Many SME owners also regard equity as "free" and bank debt as "expensive." As a result few SMEs are appropriately leveraged ­ that is, they aren't using their capital in an efficiency-maximising way ­ and many operate with 100% equity balance sheets "to keep the demons from the door," as Scott puts it.

This has resulted in many hundreds of millions of dollars sitting idle within SMEs which, if replaced by bank debt, would be freed for investment in growth, providing a huge lift to the economy.

While the banks are the main villains of Scott's piece he also castigates politicians, who "resort to picking business winners that are generally exporters or technology companies in electorates of particular interest to them," and their bureaucrat advisers who "seem locked into a time warp and are forever gazing into the rear-view mirror looking for guidance."

Many in the banking industry acknowledge Scott is an able and experienced businessman. Nor is anyone suggesting PWC would knowingly be a party to a political beat-up.

But they are nervous about Scott's speech, which they claim betrays a poor understanding of the realities of business lending, appears to be the starting point of the ministry's inquiry.

Some also suspect the motives behind the report's commissioning. Nobody, they point out, ever lost votes by beating up banks, no matter how foolish or ill-informed their arguments. The fact that the bureaucrats' boss is Economic Development Minister Jim Anderton, architect of Stonehenge-era resurrection Kiwibank, does little to promote confidence in the exercise's integrity.

Any beat-up will have to start from the premise banks act, as Joe Blow public suspects they do, as an effective club or cartel that somehow colludes to manage its collective margin; a preposterous notion.

But if the banks compete aggressively for customers and there is still a rump of quality lending opportunities left out in the cold, what's to be done about it?

At the risk of stating the obvious it would be pointless for the government to commission a report into debt-financing of the SME sector unless it was prepared to act if a problem is identified.

So what are its options?

One suggestion from a senior banker ­ somewhat tongue-in-cheek, perhaps ­ is that the government could guarantee bank loans to deserving cases. That is, the taxpayer would put up security for loans the banks would not otherwise make.

This would require the establishment of a whole new bureacracy responsible for sorting from the banks' chaff pile the deserving from the undeserving.

But one such agency already exists. Kiwibank's charter doesn't allow it to make business loans but that could change if Anderton is able to persuade his cabinet colleagues it would be for the national good.

Option two is essentially the same as option one. That is, the taxpayer underwrites loans bankers in a competitive sector will not make.

Shoeshine's bet is that Anderton has a snowball's chance in hell of slipping either scheme past dryballs Finance Minister Michael Cullen.

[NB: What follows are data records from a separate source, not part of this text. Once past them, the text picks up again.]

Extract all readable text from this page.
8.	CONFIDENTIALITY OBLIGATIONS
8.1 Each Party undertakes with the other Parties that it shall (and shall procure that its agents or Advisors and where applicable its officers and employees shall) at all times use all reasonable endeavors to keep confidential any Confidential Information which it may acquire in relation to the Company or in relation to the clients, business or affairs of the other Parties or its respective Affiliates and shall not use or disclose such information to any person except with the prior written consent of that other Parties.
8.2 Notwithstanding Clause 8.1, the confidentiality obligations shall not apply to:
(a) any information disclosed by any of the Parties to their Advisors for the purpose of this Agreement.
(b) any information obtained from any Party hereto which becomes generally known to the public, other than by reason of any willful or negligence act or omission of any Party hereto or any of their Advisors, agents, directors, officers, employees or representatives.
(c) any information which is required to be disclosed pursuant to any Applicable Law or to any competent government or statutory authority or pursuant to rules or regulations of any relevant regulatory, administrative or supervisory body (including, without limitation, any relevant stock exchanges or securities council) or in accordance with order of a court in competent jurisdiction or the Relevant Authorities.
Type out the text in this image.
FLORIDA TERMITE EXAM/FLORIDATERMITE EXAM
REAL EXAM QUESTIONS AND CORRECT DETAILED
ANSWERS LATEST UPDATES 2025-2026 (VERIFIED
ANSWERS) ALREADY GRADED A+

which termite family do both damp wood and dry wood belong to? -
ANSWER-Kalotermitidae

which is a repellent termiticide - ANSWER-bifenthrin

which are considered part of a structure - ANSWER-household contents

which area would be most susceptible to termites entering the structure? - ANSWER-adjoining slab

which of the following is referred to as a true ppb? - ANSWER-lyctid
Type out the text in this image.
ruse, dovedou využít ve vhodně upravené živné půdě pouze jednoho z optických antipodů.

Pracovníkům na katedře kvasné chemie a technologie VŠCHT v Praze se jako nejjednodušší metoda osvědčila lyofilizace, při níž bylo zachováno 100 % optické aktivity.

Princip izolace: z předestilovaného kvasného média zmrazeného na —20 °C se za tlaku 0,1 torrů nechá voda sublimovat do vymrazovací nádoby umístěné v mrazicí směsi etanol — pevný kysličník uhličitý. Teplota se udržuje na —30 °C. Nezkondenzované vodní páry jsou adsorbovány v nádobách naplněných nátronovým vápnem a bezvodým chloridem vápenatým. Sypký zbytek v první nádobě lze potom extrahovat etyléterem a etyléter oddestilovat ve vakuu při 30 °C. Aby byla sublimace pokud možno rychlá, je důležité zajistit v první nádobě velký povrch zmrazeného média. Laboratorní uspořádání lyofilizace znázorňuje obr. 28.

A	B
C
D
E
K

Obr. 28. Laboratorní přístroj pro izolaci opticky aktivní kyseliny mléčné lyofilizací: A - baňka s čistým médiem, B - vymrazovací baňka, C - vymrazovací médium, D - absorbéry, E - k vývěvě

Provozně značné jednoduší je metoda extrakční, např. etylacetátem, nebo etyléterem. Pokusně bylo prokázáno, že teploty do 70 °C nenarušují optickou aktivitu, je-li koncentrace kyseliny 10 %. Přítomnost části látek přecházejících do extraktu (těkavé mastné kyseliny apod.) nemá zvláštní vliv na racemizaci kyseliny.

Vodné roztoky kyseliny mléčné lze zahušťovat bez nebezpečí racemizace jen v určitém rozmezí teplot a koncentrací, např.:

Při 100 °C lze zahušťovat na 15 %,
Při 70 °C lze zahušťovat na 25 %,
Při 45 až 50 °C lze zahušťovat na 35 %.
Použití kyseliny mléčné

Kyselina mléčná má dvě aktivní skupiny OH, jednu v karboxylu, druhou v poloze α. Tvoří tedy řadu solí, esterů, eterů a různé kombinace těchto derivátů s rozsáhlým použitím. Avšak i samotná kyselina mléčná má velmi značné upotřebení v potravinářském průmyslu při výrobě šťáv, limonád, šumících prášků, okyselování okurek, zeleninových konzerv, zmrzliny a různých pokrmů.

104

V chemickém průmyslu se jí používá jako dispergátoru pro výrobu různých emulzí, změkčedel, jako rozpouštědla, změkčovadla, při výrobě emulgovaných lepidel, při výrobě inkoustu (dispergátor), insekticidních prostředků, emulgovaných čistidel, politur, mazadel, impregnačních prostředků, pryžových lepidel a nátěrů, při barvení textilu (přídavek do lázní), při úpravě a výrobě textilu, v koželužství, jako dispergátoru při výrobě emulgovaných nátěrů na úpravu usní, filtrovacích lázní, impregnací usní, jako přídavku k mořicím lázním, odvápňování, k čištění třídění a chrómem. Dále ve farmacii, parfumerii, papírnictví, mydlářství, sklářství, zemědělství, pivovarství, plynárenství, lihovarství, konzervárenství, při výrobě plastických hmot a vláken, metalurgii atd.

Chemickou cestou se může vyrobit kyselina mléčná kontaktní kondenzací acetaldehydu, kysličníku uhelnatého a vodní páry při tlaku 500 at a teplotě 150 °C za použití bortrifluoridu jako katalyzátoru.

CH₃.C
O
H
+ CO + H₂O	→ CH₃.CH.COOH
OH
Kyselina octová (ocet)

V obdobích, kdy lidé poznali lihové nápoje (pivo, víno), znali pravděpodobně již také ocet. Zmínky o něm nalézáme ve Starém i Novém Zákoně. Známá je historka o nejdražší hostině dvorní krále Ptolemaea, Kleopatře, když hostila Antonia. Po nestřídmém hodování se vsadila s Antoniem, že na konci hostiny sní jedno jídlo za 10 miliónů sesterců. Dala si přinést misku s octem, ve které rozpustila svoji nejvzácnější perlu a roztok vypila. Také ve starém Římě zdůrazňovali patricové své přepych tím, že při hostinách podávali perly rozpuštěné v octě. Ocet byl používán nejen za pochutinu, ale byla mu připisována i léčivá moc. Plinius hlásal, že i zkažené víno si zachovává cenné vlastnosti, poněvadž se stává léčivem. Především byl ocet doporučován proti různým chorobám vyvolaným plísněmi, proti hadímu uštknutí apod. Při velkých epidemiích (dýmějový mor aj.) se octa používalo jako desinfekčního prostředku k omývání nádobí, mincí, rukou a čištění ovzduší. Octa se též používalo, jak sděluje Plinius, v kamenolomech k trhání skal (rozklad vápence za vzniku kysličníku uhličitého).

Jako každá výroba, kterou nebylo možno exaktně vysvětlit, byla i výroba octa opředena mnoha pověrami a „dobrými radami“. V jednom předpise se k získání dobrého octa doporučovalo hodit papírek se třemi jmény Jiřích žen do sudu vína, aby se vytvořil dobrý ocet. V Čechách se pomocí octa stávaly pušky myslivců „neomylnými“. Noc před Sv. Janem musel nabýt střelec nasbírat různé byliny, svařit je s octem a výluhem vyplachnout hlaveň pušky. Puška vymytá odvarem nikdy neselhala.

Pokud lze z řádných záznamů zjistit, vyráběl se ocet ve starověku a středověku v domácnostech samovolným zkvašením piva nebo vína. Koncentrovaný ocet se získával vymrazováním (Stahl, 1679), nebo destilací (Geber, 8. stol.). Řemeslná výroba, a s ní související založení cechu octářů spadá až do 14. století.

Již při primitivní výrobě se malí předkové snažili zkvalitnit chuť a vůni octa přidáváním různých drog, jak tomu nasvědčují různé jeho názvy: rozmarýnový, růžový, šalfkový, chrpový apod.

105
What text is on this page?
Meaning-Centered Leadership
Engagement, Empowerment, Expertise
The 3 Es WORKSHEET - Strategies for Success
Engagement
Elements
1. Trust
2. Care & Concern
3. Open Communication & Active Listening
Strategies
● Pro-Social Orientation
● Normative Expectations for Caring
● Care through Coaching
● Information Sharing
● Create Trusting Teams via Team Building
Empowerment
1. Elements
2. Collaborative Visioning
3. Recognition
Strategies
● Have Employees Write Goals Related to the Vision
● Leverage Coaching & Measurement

That's not to say the whole exercise will have been a waste of time. Scott raised a multitude of important issues and PWC's report will, hopefully, be well-researched and rigorous.

Banks have contributed a wealth of information that has never before been collected. The issues are vastly more important to our economy than Tower, whose agonies have filled the business press day after day for weeks and months.

The report should be released publicly so everybody can examine the facts and have their say.